In commenting on Michael’s initial appearance in the film, New Yorker critic Pauline Kael wrote rhetorically: “Is it our imagination or is Michael’s face starting to rot?”
There is no scene in “II,” though, that parallels the creeping close-up of the first installment, which signifies Michael’s crossing the moral Rubicon: “Now we insist that it’s a public place: a bar, restaurant somewhere where there’s people so I feel safe … (the camera moves closer). They’re gonna frisk me when I first show up, right? (closer) So I can’t have a weapon on me then (closer). But if Clemenza can find a way to have a gun planted there for me (closest), then I’ll kill them both.”
Gordon Willis, who shot that sequence — and calls the second film “a classier piece” — says: “Al is a brilliant actor, but he doesn’t always connect the need for something cinematic to his desire for more elbow room on the screen. He is, however, quite unique.”
Looking back at how Pacino was received in the role doesn’t do much for the status of the critical community. Writing in the New York Times, Vincent Canby, who barely mentioned Pacino, said, “The only remarkable thing about Francis Ford Coppola’s “The Godfather Part II” is the insistent manner in which it recalls how much better his original film was.” Roger Ebert, with eminent restraint, wrote that, “Pacino is very good at suggesting the furies and passions that lie just beneath his character’s controlled exterior.”
Even Kael, who rhapsodized about the film, was not quite as generous with Pacino: “Pacino does something very difficult,” she wrote, “he gives an almost immobile performance. Michael’s attempt to be the man his father was has aged him, and he can’t conceal the ugliness of the calculations that his father’s ceremonial manner masked.”

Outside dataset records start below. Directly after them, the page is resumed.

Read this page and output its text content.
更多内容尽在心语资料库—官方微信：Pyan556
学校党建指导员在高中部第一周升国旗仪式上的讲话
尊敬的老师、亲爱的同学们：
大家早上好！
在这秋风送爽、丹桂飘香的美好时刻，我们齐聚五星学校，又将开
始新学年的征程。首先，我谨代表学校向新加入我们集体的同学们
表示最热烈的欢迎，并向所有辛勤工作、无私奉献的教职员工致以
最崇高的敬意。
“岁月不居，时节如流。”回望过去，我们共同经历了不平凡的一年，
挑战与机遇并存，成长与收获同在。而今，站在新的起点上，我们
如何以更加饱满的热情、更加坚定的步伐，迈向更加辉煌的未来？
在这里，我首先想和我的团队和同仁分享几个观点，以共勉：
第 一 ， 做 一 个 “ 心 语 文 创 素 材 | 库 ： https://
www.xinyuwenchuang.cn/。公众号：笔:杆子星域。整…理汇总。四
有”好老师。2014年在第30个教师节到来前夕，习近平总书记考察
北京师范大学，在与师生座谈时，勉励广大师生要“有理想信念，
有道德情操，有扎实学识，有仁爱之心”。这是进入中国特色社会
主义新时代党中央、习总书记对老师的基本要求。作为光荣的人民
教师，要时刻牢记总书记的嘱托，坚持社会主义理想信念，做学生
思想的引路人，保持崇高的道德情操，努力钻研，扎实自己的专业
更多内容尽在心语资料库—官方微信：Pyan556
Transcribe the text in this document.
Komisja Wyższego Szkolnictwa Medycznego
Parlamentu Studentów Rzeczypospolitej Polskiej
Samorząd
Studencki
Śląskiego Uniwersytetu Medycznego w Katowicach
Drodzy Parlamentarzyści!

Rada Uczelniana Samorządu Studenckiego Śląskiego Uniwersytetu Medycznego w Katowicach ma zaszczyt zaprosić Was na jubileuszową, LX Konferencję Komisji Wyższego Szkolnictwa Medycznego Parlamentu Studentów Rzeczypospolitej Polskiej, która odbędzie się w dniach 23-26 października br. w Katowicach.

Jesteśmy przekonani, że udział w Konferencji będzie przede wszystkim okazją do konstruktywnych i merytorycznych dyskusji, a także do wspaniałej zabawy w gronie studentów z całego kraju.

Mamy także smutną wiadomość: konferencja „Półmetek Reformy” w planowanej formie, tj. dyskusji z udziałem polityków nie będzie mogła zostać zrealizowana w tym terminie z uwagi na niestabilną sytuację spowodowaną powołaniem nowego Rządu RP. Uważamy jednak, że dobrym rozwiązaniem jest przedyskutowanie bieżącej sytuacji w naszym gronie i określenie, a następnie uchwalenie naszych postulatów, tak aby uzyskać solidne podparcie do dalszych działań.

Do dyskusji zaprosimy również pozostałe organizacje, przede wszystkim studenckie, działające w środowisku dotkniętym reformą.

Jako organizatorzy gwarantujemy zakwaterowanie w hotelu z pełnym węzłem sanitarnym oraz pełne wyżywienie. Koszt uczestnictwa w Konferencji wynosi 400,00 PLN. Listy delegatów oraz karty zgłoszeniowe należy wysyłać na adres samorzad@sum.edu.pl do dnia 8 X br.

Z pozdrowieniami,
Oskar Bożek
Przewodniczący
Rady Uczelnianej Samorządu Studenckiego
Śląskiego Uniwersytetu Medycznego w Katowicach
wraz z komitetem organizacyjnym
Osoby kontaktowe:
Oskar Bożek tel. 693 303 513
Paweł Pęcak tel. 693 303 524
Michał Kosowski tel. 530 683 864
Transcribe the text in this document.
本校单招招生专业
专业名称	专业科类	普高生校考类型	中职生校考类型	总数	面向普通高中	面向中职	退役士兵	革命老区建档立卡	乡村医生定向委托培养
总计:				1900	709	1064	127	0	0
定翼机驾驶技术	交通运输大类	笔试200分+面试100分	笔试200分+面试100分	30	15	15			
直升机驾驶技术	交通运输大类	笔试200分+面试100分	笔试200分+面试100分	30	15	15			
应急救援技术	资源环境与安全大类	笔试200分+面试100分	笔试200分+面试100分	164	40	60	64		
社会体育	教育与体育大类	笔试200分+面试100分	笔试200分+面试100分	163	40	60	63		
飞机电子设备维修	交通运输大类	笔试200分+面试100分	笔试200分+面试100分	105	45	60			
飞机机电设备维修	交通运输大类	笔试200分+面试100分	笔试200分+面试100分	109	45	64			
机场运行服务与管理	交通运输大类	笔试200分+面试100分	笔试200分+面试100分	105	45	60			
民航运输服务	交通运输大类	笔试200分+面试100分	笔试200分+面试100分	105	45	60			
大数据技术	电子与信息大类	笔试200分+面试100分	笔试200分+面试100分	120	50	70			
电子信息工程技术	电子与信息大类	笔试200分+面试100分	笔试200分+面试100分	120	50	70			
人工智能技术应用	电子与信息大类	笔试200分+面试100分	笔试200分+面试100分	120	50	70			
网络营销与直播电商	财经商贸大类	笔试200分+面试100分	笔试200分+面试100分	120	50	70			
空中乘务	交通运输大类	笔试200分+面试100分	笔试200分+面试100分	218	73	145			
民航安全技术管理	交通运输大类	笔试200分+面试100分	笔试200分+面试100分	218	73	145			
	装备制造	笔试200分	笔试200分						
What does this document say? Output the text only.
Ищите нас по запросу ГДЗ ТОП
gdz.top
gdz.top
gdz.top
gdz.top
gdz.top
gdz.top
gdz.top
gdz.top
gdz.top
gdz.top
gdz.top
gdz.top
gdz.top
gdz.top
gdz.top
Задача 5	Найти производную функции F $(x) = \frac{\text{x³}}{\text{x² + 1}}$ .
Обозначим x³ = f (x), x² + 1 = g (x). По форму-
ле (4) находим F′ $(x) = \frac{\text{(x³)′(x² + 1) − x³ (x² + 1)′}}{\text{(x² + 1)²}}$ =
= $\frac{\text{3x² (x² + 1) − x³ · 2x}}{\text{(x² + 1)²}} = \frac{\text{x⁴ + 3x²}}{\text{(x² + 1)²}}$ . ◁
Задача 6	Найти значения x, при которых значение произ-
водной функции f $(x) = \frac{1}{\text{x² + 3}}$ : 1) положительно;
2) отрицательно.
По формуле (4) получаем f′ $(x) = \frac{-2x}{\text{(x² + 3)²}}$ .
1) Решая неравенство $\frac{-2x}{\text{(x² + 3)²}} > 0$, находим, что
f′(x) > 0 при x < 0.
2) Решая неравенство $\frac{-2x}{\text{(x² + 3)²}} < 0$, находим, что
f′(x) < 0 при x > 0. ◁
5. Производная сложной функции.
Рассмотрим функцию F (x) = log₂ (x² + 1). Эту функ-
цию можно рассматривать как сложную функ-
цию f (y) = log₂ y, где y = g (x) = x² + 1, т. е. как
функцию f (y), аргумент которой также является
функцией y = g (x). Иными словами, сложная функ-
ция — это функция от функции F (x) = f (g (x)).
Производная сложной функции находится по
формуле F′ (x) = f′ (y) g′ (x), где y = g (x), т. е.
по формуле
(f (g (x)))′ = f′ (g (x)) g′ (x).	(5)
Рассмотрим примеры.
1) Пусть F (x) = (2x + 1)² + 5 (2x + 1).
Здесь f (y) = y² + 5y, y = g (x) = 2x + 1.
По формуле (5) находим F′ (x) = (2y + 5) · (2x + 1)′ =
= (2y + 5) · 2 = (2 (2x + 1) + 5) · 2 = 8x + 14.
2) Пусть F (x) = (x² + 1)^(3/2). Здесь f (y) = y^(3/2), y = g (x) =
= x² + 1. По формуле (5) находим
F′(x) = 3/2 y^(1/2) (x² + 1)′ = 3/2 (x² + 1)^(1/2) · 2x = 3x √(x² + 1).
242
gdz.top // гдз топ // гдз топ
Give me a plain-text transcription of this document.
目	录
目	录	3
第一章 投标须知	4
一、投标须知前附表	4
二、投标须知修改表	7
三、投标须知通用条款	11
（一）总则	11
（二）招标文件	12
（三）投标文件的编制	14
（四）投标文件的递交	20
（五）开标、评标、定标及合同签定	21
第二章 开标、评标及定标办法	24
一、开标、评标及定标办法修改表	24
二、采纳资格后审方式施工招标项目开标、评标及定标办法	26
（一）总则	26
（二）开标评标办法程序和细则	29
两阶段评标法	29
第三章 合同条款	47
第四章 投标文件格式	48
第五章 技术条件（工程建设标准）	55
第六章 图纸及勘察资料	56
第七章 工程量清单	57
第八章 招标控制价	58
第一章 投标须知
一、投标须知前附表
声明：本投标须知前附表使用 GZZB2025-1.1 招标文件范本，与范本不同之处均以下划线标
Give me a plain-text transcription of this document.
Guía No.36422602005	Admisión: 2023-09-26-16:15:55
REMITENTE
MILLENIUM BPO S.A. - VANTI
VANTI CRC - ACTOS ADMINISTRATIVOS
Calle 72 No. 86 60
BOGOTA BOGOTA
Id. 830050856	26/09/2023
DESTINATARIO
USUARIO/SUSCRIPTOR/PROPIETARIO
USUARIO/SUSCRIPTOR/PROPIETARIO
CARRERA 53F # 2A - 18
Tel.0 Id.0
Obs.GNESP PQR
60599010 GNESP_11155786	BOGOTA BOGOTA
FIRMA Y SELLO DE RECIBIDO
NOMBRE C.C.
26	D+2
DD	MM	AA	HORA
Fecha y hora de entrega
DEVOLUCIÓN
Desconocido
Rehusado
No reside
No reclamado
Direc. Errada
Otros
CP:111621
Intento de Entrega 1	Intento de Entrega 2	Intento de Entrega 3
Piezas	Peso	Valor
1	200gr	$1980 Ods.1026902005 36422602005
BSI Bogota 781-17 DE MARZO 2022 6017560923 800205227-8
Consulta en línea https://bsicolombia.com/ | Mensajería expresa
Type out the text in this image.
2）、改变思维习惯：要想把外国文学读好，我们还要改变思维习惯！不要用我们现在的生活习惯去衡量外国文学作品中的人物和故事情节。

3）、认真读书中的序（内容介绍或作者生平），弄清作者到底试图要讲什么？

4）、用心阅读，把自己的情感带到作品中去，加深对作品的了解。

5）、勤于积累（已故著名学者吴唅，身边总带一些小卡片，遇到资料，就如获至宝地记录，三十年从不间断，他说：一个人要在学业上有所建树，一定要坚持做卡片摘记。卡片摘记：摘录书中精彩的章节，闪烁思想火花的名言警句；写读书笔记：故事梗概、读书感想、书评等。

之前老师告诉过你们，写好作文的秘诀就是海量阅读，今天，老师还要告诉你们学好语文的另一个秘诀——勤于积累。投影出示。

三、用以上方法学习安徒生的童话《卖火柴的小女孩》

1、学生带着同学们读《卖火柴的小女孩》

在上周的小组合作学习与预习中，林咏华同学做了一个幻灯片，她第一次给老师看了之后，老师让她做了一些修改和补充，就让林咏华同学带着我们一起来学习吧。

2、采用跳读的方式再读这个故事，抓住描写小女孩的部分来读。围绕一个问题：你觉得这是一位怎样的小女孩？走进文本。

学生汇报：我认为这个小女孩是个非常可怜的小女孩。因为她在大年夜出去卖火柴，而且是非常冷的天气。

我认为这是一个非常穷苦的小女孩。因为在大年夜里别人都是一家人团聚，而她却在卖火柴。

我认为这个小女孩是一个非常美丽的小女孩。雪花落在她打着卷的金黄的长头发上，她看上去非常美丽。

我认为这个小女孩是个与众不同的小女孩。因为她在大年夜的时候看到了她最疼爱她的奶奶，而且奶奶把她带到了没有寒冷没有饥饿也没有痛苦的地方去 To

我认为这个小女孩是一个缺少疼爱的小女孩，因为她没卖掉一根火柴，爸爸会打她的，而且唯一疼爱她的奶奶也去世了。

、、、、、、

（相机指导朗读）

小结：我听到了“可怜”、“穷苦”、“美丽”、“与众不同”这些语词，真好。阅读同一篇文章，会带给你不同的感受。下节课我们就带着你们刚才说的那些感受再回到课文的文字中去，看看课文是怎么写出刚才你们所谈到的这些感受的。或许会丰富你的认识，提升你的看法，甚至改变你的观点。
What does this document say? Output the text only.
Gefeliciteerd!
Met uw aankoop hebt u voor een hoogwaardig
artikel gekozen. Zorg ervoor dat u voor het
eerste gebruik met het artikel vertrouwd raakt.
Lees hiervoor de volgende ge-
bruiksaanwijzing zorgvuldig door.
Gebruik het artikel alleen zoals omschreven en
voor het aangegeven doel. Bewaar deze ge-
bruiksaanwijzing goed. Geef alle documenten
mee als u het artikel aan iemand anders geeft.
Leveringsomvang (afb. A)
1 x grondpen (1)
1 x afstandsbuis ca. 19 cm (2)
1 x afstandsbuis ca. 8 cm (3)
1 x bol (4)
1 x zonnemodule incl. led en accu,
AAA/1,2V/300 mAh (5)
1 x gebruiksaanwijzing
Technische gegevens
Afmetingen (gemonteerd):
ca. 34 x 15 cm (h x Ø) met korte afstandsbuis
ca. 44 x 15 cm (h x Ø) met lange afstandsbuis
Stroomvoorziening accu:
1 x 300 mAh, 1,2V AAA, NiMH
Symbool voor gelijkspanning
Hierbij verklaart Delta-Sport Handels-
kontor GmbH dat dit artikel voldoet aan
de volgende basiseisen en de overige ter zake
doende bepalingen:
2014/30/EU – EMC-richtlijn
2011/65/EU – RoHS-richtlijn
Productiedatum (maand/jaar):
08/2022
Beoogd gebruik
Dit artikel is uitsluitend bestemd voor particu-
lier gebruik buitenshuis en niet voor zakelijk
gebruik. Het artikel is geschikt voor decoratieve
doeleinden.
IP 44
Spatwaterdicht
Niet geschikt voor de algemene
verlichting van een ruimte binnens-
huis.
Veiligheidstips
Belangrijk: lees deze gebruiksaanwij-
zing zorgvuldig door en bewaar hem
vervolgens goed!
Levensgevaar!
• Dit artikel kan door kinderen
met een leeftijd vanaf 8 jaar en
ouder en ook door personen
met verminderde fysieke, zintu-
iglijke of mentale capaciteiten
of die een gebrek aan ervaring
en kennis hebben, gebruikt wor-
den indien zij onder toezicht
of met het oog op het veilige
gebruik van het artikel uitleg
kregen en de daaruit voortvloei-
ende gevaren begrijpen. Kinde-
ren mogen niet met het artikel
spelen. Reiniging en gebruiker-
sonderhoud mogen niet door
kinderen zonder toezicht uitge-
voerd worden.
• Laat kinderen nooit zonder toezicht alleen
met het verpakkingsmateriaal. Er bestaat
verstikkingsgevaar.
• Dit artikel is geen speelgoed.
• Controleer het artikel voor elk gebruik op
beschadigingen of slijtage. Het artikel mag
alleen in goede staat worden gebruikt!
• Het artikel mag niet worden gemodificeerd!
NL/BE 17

Not even Pacino has much to say about his performance, crediting Coppola, again, for the director’s passion and vision.
“I remember when Francis first told me about ‘Godfather II,’ ” Pacino recalls. “He sat in a room, or in a restaurant like this one, and he started talking. And I could feel the back of my hair starting to stand on end.”
Getting that feeling onscreen, of course, was not something Coppola could do on his own.